The sale’s falling through had nothing to do with the mall itself or the deal, said Graham Garner, executive vice-president of Proprietary.
The company had said that the sale to Harvard Developments Inc. would not proceed because Harvard and the project’s existing lender were unable to agree on refinancing terms within the delays set in the conditional purchase.
Harvard Development is owned by the Hill family of Regina.
Garner said Proprietary now has an “opportunity to point Eau Claire in the right direction.”
An eventual purchaser should have attributes including retail expertise and understanding of the role that Eau Claire can play in downtown Calgary, he said.
The new landlord would likely be an existing owner of quality retail property – people who have managed and may even have developed property similar to the market, suggested Geoff Mar, a vice-president with the CB Richard Ellis investment sales team.
“It’s like any retail property. It requires expertise to attract and retain tenants,” said Mar.
With more people living downtown, the potential for success is there.
Calgary’s downtown has historically been empty after 6:30 p.m., as good transportation put cheap single-family housing within an easy commute. In most major cities, you can’t buy a $275,000 house in the suburbs and commute easily to downtown.
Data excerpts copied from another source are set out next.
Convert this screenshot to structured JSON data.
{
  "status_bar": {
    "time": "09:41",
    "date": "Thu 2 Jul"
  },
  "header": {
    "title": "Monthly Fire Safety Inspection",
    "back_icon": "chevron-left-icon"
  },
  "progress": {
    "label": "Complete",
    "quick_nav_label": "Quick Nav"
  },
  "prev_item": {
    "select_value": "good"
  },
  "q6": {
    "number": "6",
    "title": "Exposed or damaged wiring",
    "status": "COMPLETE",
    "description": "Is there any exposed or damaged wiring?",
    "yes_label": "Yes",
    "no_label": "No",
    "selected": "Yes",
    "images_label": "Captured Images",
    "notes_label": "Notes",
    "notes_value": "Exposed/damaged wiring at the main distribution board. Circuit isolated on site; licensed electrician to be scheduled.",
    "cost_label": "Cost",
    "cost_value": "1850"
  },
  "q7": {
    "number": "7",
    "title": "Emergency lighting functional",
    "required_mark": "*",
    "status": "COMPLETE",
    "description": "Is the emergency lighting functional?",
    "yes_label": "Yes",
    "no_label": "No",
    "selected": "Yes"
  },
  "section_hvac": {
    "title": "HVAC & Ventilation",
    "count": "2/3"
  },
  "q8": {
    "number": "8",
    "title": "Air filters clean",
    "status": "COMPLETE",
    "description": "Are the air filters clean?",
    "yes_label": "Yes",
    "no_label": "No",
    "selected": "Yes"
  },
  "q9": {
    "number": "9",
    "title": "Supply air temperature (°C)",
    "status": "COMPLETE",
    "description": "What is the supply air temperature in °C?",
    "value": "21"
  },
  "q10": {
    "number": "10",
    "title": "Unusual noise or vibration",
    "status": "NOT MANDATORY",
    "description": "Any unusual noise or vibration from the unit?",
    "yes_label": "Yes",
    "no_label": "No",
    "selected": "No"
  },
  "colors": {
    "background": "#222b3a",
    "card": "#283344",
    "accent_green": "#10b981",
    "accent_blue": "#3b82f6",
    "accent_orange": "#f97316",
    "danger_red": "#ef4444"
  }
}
But in the last five years, there has been a demand for downtown housing with high-rise condominiums starting to mushroom in the core.
And there will be a growing demand for downtown retail services, said Mar.
“All of a sudden, downtown living ain’t so bad,” he said.
“That’s what will make Eau Claire that much more viable.”
Retail servies usually follow in the footsteps of residential development, but Mar said Eau Claire evolved the other way around. The market used to draw downtown office workers, but now there is also a growing community of residents who remain in the core after hours.
HOUSING CHILL
The residential construction industry continued to look cooler in Calgary as 2003 wrapped up. The city reported selling building permits worth $164.8 million, a decrease of nine per cent from $180.2 million recorded at the same time a year earlier.
Residential permits issued in December decreased 14 per cent to $122.7 million as compared to $142.2 million. Of this amount, building permits for new single-family dwellings totalled $82.2 million, an increase of 16 per cent from the previous December’s $71.1 million.
Non-residential permits rose in value by 11 per cent, totalling $42.1 million as compared to $38.1 million. Permits for the year totalled $2.44 billion, an increase of seven per cent from $2.28 billion in 2002.